The immediate and mid-term future may then layer on additional stresses such as:
- Interest rate increases, which impact those with credit card debt.
- Inflation, which is showing little sign of significant moderation
- The growing concern of recession, which will impact the job market
What Does the Data Say?
John Hancock, a major provider of financial services, conducts an annual report of Stress, Financial and Well-Being. Key take-aways from the report for restaurants:
- Credit card debt is the number one concern for single employees and those under age 36.
- Emergency savings is the top concern for those with major debt or with annual earnings of less than $50,000.
- Not enough retirement savings is number one for those age 36-50 and those earning $50,000-$99,000.
- 74 percent of employees would appreciate financial well-being programs to improve their financial stress, and
- 82 percent would like to be more confident in making financial decisions.
Nearly all restaurant groups offer a retirement savings program such as a 401(k) plan to employees, however, participation isn’t very high, especially when participation and interest is sliced by age and income. A large portion of restaurant employees simply have financial issues that restrict retirement savings. A question worth considering is are we really providing a service to employees when we recommend saving in a 401(k) while they still have high interest credit card debt? Employees need and appreciate programs that help them with their overall financial concerns. For this type of holistic approach to financial well-being, employers are considering financial coaching and/or advisory services that are independent from retirement planning.
Comprehensive Financial Services
The best solution is a program that addresses all these needs. Building a financial plan or coping with a financial problem is an individual exercise, it’s not one size fits all. It’s important to find a provider that has the experience to promote and deliver engagement and does not have a financial stake in the outcome.

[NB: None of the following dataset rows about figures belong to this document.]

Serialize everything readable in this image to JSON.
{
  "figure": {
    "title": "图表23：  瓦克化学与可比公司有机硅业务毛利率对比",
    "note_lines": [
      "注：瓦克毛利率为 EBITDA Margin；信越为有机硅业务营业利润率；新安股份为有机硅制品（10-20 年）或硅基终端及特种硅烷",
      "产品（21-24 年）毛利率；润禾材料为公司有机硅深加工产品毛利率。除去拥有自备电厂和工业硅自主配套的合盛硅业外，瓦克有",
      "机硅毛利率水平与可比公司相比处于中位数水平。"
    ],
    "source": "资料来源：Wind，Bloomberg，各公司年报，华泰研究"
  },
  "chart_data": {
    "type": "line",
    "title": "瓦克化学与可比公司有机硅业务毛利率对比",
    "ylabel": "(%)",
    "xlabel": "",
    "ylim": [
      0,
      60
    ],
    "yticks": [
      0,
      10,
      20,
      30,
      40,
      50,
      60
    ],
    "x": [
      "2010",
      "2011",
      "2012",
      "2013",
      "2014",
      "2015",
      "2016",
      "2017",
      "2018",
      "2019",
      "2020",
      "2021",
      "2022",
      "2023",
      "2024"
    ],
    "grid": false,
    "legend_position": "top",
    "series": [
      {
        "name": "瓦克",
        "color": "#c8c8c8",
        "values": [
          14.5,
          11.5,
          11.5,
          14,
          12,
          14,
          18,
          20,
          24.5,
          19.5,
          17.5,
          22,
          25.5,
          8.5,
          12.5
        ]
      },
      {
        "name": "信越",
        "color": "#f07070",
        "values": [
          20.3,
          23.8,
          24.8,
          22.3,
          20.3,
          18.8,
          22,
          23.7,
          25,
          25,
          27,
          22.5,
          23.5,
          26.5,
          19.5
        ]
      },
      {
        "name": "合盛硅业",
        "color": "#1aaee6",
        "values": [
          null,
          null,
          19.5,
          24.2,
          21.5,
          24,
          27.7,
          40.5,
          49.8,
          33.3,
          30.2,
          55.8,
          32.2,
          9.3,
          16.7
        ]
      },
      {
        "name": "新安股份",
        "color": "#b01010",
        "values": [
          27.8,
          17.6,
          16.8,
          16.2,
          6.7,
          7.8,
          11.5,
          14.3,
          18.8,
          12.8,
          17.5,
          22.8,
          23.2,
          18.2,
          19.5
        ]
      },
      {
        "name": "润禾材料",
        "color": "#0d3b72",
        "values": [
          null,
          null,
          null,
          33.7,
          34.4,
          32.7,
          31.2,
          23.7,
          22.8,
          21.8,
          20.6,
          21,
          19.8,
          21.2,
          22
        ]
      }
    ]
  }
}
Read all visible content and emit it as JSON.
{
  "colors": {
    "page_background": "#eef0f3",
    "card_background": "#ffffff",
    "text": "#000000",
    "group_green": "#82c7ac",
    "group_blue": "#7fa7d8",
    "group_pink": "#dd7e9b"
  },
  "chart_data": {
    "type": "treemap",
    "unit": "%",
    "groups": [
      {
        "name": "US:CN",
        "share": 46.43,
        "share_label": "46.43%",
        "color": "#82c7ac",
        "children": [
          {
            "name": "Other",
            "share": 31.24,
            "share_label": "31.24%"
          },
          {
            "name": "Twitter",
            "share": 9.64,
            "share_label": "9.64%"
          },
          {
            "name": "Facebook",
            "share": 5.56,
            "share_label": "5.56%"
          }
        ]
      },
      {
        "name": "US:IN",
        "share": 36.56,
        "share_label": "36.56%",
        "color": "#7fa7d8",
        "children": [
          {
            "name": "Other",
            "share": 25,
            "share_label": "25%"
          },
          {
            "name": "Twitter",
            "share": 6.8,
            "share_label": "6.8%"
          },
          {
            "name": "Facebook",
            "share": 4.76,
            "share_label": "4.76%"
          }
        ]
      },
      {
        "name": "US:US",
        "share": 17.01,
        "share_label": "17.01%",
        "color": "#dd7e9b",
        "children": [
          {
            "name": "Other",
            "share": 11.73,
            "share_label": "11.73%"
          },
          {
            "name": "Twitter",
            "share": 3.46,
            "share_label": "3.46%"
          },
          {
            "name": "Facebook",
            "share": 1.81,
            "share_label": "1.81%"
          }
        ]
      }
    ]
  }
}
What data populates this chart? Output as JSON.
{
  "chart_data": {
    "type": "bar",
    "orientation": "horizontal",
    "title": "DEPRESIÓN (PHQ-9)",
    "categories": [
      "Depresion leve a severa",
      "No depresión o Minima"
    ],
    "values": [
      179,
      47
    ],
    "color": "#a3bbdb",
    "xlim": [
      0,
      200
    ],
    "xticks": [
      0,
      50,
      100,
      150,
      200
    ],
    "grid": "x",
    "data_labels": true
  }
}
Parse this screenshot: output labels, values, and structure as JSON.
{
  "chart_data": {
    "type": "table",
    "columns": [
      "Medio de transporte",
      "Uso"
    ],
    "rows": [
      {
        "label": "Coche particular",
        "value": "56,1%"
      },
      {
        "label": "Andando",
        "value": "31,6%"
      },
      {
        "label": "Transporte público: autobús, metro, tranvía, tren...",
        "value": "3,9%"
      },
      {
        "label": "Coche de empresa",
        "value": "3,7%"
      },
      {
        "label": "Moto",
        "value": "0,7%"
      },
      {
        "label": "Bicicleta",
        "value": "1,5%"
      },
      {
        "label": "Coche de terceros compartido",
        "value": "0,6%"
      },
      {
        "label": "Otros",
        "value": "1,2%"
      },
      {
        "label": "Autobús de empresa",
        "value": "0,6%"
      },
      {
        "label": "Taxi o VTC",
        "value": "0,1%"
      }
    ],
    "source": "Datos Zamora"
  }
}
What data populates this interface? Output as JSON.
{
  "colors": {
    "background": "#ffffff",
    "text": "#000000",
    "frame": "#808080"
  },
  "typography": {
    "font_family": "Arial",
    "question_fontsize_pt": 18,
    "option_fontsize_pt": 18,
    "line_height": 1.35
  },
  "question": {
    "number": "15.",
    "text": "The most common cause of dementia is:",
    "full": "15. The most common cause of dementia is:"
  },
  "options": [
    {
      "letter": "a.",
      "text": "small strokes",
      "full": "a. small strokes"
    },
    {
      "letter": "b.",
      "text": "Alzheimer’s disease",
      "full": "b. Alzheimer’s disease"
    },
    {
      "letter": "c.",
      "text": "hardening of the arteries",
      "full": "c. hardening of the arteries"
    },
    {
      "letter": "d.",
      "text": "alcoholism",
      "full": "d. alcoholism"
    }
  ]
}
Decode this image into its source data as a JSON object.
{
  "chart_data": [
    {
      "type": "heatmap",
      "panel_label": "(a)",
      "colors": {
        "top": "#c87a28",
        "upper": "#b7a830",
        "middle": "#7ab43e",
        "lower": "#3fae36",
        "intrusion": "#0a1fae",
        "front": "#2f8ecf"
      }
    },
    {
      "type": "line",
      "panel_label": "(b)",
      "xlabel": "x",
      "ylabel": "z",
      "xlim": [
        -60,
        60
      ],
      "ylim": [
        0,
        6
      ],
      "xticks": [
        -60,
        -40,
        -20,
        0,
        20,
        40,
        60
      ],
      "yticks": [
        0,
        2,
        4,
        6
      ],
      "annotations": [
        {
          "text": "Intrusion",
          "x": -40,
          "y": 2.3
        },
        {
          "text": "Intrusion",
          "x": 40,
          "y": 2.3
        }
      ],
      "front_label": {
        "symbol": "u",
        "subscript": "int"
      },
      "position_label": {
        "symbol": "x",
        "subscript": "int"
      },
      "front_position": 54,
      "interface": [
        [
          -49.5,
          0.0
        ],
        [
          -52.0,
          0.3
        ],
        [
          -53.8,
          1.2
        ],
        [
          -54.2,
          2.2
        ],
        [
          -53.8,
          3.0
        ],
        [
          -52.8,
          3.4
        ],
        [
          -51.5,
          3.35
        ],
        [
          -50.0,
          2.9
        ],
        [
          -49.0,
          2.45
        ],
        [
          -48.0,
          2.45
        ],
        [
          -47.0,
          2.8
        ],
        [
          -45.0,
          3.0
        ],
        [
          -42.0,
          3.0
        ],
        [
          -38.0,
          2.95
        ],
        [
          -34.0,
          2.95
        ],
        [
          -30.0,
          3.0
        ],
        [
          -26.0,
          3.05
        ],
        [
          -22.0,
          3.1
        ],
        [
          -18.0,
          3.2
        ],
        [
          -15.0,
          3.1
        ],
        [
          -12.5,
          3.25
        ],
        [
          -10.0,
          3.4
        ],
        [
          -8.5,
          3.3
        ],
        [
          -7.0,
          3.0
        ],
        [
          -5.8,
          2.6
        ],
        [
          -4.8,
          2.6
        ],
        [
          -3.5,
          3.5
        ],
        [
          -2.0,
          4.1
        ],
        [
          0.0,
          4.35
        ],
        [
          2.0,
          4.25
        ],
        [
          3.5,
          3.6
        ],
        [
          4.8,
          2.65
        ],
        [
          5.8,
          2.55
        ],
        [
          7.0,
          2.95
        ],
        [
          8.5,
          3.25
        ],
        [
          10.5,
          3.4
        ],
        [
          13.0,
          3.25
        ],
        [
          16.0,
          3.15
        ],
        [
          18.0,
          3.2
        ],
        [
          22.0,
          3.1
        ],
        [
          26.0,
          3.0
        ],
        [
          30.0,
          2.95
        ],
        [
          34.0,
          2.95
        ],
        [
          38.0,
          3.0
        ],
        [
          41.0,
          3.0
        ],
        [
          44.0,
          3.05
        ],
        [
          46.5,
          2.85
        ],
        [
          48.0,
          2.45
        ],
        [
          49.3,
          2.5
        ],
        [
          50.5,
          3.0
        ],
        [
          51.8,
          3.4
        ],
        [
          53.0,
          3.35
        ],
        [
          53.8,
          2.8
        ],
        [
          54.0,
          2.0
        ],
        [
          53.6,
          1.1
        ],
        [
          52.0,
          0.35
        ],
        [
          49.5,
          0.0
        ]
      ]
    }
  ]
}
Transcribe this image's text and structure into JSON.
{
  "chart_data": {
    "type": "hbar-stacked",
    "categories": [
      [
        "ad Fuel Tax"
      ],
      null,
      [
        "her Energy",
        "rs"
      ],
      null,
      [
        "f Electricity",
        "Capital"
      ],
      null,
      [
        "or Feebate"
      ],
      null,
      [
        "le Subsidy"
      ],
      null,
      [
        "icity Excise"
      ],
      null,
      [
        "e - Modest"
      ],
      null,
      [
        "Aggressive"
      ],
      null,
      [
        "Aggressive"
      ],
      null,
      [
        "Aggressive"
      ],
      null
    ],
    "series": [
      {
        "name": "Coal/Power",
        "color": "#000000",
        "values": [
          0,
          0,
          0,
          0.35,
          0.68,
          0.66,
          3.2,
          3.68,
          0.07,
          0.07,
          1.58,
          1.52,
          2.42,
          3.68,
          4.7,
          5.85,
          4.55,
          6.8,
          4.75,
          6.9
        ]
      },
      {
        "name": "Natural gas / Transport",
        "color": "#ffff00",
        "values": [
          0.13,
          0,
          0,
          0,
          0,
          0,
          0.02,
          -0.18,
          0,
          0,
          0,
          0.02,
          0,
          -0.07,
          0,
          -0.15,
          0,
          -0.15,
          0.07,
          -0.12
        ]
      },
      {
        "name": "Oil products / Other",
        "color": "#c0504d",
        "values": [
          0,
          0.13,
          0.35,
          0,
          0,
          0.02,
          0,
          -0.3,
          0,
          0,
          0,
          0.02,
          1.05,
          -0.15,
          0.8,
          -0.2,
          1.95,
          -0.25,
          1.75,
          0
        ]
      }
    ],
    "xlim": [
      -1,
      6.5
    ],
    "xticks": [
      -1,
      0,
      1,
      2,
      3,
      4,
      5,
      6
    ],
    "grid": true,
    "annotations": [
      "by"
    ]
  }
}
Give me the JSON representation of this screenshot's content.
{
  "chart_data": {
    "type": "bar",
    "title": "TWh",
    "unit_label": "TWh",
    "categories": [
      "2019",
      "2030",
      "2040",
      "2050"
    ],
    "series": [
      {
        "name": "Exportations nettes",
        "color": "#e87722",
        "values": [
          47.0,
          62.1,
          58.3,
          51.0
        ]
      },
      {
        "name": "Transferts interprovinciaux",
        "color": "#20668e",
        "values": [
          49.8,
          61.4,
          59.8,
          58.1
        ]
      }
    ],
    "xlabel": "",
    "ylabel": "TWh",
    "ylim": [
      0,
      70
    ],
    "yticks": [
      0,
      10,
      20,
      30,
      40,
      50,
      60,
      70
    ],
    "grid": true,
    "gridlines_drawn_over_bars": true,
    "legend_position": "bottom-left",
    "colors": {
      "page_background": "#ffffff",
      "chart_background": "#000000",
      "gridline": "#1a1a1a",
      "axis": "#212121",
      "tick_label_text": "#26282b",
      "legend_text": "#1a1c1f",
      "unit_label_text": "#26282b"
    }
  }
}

The entry point begins with a website, and the content needs to include many modules such as:
- Managing bill payments
- College loan repayment and obtaining a degree
- Credit card debt
The content needs to be meaningful, and it needs to include prescriptive action plans with multiple steps. Digital content should change regularly, providing relevant material and educational tools. The information then needs to be backed up by virtual one-on-one personal coaching services. Again, the coaching can’t include any selling of products or services. Coaches should be completely independent and provide education and advice that is in the best interest of the individual employee.
Financial Well-Being Is Achievable, and Valuable
These types of financial well-being services are available to plan sponsors with several possible payment options. In some cases, carriers will allow wellness credits to be used to pay for the program. There may also be funds available within the retirement plan known as a Plan Expense Reimbursement Account.
Like other well-being programs, it may be difficult to accurately calculate a ROI; however, utilization data can help you quantify the success of your program. While the restaurant sector will always have a portion of the staff that participate in the “gig” economy, offering effective programs that help employees improve their financial well-beingshould mean longer tenured and more satisfied employees.